Turn the dough out onto a well-floured surface and knead for about 2 minutes. The dough will be tacky. Add a little flour as needed while you knead the dough. Form the dough into a ball, place in a bowl, cover, and refrigerate for at least 2 hours or overnight.
Make your filling by stirring together the chopped apples, sugar, cinnamon, and melted butter.
When you are ready to bake, preheat the oven to 400°F and butter a baking sheet, or line with parchment paper.
Make the cream cheese filling by beating together the cream cheese, powdered sugar, egg yolk, vanilla, and salt.
Punch down the dough and divide it in half. Cover the half you aren't working with. On a floured surface, stretch and roll the dough into a rectangle that’s about 1/4-inch thick.
Cut the dough down the middle lengthwise, and then cut it into 8 squares.

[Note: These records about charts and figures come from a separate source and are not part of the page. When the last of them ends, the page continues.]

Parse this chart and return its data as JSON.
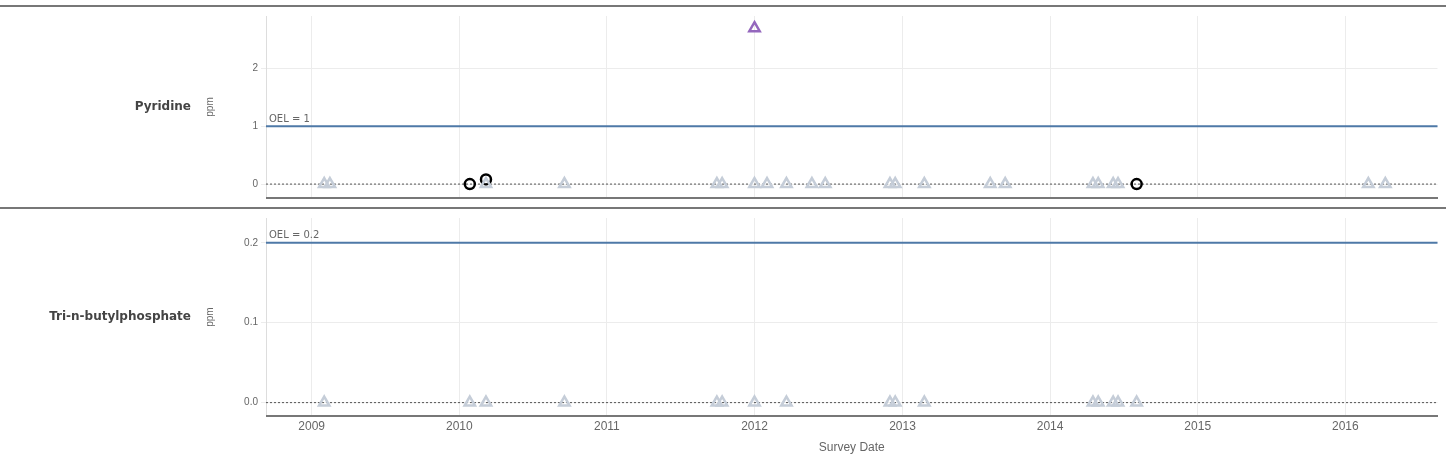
{
  "chart_data": [
    {
      "type": "scatter",
      "title": "Pyridine",
      "ylabel": "ppm",
      "xlim": [
        "2008-09-10",
        "2016-08-16"
      ],
      "xticks": [
        "2009",
        "2010",
        "2011",
        "2012",
        "2013",
        "2014",
        "2015",
        "2016"
      ],
      "ylim": [
        -0.24,
        2.9
      ],
      "yticks": [
        0,
        1,
        2
      ],
      "grid": true,
      "tick_labels": "y",
      "series": [
        {
          "color": "#c5cdd8",
          "marker": "triangle",
          "x": [
            "2009-02-01",
            "2009-02-15",
            "2010-03-08",
            "2010-09-18",
            "2011-09-30",
            "2011-10-13",
            "2012-01-01",
            "2012-02-01",
            "2012-03-20",
            "2012-05-22",
            "2012-06-24",
            "2012-12-01",
            "2012-12-14",
            "2013-02-24",
            "2013-08-06",
            "2013-09-12",
            "2014-04-17",
            "2014-04-30",
            "2014-06-06",
            "2014-06-18",
            "2016-02-27",
            "2016-04-09"
          ],
          "values": [
            0,
            0,
            0,
            0,
            0,
            0,
            0,
            0,
            0,
            0,
            0,
            0,
            0,
            0,
            0,
            0,
            0,
            0,
            0,
            0,
            0,
            0
          ]
        },
        {
          "color": "#000000",
          "marker": "circle",
          "x": [
            "2010-01-27",
            "2010-03-08",
            "2014-08-03"
          ],
          "values": [
            0,
            0.08,
            0
          ]
        },
        {
          "color": "#9467bd",
          "marker": "triangle",
          "x": [
            "2012-01-01"
          ],
          "values": [
            2.69
          ]
        }
      ],
      "ref_lines": [
        {
          "axis": "y",
          "value": 1,
          "label": "OEL = 1",
          "color": "#4e79a7",
          "line_style": "solid"
        },
        {
          "axis": "y",
          "value": 0,
          "color": "#555555",
          "line_style": "dotted"
        }
      ]
    },
    {
      "type": "scatter",
      "title": "Tri-n-butylphosphate",
      "ylabel": "ppm",
      "xlabel": "Survey Date",
      "xlim": [
        "2008-09-10",
        "2016-08-16"
      ],
      "xticks": [
        "2009",
        "2010",
        "2011",
        "2012",
        "2013",
        "2014",
        "2015",
        "2016"
      ],
      "ylim": [
        -0.017,
        0.231
      ],
      "yticks": [
        {
          "value": 0,
          "label": "0.0"
        },
        0.1,
        0.2
      ],
      "grid": true,
      "series": [
        {
          "color": "#c5cdd8",
          "marker": "triangle",
          "x": [
            "2009-02-01",
            "2010-01-27",
            "2010-03-08",
            "2010-09-18",
            "2011-09-30",
            "2011-10-13",
            "2012-01-01",
            "2012-03-20",
            "2012-12-01",
            "2012-12-14",
            "2013-02-24",
            "2014-04-17",
            "2014-04-30",
            "2014-06-06",
            "2014-06-18",
            "2014-08-03"
          ],
          "values": [
            0,
            0,
            0,
            0,
            0,
            0,
            0,
            0,
            0,
            0,
            0,
            0,
            0,
            0,
            0,
            0
          ]
        }
      ],
      "ref_lines": [
        {
          "axis": "y",
          "value": 0.2,
          "label": "OEL = 0.2",
          "color": "#4e79a7",
          "line_style": "solid"
        },
        {
          "axis": "y",
          "value": 0,
          "color": "#555555",
          "line_style": "dotted"
        }
      ]
    }
  ]
}
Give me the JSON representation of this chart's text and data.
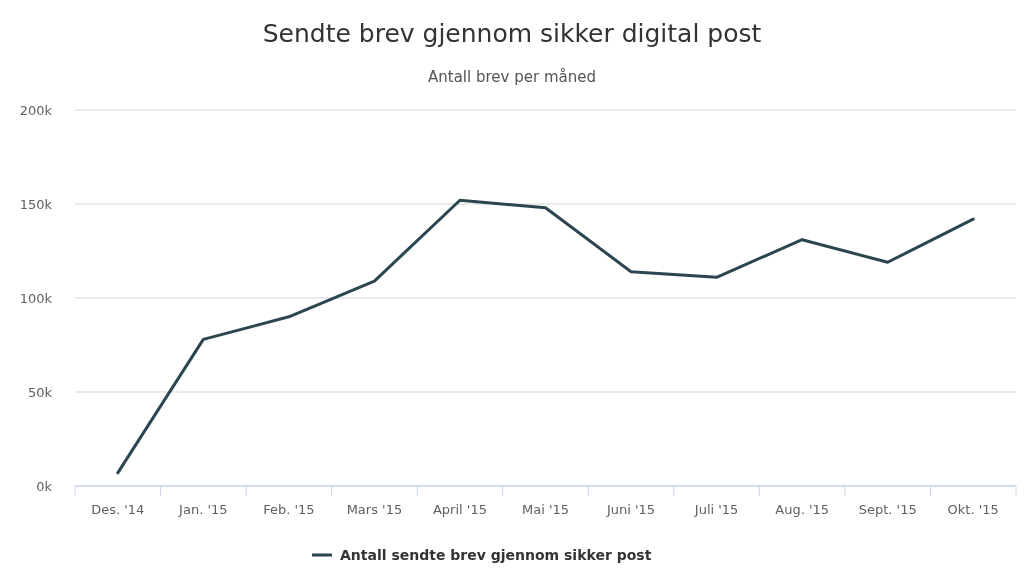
{
  "chart_data": {
    "type": "line",
    "title": "Sendte brev gjennom sikker digital post",
    "subtitle": "Antall brev per måned",
    "categories": [
      "Des. '14",
      "Jan. '15",
      "Feb. '15",
      "Mars '15",
      "April '15",
      "Mai '15",
      "Juni '15",
      "Juli '15",
      "Aug. '15",
      "Sept. '15",
      "Okt. '15"
    ],
    "series": [
      {
        "name": "Antall sendte brev gjennom sikker post",
        "color": "#2b4650",
        "values": [
          7000,
          78000,
          90000,
          109000,
          152000,
          148000,
          114000,
          111000,
          131000,
          119000,
          142000
        ]
      }
    ],
    "ylim": [
      0,
      200000
    ],
    "yticks": [
      {
        "value": 0,
        "label": "0k"
      },
      {
        "value": 50000,
        "label": "50k"
      },
      {
        "value": 100000,
        "label": "100k"
      },
      {
        "value": 150000,
        "label": "150k"
      },
      {
        "value": 200000,
        "label": "200k"
      }
    ],
    "grid": "y",
    "legend": "bottom",
    "marker": "none",
    "line_style": "solid"
  }
}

Spoon a heaping tablespoon of the cream cheese mixture into the center of each square. Add a spoonful of the apples on top of the cream cheese.
Pinch the 4 corners of the dough towards the center and press them together. They will expand when baked but this gives each piece an edge and some shape.
Brush each piece with the egg wash, place 2 inches apart on the prepared baking sheet, and bake for 12-15 minutes.
Repeat with the 2nd half of the dough.
Cool the danish completely on a wire rack before serving.